Offering a tangible product—such as the webinars presented in this report—to a specific target group (healthcare professionals) supported our communication strategy by driving traffic to ERN-RND communication channels. It has also successfully tackled ERN-RND’s general aim: by enabling the flow of knowledge on rare neurological and movement disorders to the medical community in hospitals treating patients with these rare and complex conditions, patients ultimately benefit from improved and faster diagnosis, care, and treatment. We aim to set up similar strategies to effectively reach other or the same target groups. For healthcare professionals, organising eConsultations via the Clinical Patient Management System or disseminating standards of care such as diagnostic and therapeutic algorithms as well as clinical practice guidelines might offer potential. For the patient community, organising customised and multilingual webinars could also work.

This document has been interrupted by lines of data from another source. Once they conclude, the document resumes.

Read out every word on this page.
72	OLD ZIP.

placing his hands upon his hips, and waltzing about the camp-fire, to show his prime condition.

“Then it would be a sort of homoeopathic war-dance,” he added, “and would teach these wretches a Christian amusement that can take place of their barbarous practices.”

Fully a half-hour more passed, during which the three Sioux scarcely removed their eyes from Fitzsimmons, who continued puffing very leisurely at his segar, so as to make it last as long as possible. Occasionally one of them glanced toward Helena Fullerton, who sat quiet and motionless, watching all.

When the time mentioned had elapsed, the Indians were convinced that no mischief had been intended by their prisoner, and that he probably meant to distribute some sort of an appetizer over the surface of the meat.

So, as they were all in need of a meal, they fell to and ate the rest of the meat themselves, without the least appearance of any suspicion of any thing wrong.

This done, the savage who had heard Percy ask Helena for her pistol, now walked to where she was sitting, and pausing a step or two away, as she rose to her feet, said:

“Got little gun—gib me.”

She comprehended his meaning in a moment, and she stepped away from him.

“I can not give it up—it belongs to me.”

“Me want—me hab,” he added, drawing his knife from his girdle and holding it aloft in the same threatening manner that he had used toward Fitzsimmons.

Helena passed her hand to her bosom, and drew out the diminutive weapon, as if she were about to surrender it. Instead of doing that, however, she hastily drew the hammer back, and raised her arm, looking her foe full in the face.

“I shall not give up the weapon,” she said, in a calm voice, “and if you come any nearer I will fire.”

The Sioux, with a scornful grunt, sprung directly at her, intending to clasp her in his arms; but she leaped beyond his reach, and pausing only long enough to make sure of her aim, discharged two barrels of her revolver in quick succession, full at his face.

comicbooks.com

Larimar Therapeutics Inc. (NASDAQ: LRMR) Announces That The FDA Has Retained the Clinical Hold on CTI-1601

BioPharma Journal, March 2, 2022. Larimar Therapeutics Inc. has announced that it has received feedback from the US FDA about the clinical hold in its CTI-1601 program. 
The FDA indicated that it is retaining its clinical hold for now and that more data is required to lift the hold. Larimar is delving deeper into previously completed studies to see if more research is necessary. The company also plans to work with the FDA to figure out the best way to deliver this data. As part of its efforts to satisfy the agency’s request, Larimar is reevaluating recommendations on scheduling the scheduled Jive open-label expansion and pediatric multiple-ascending dosage clinical trials.

Recent Advances in the Elucidation of Frataxin Biochemical Function Open Novel Perspectives for the Treatment of Friedreich’s Ataxia

Monfort B, Want K, Gervason S and D’Autréaux B.; Front. Neurosci. 16:838335. (2022) doi: 10.3389/fnins.2022.838335 

A picture is now emerging which points toward a unique function of FXN as an accelerator of a key step of sulfur transfer between two components of the Fe-S cluster biosynthetic complex. These findings should foster the development of new strategies for the treatment of FRDA. We will review here the latest discoveries on the biochemical function of frataxin and the implication for a potential therapeutic treatment of FRDA.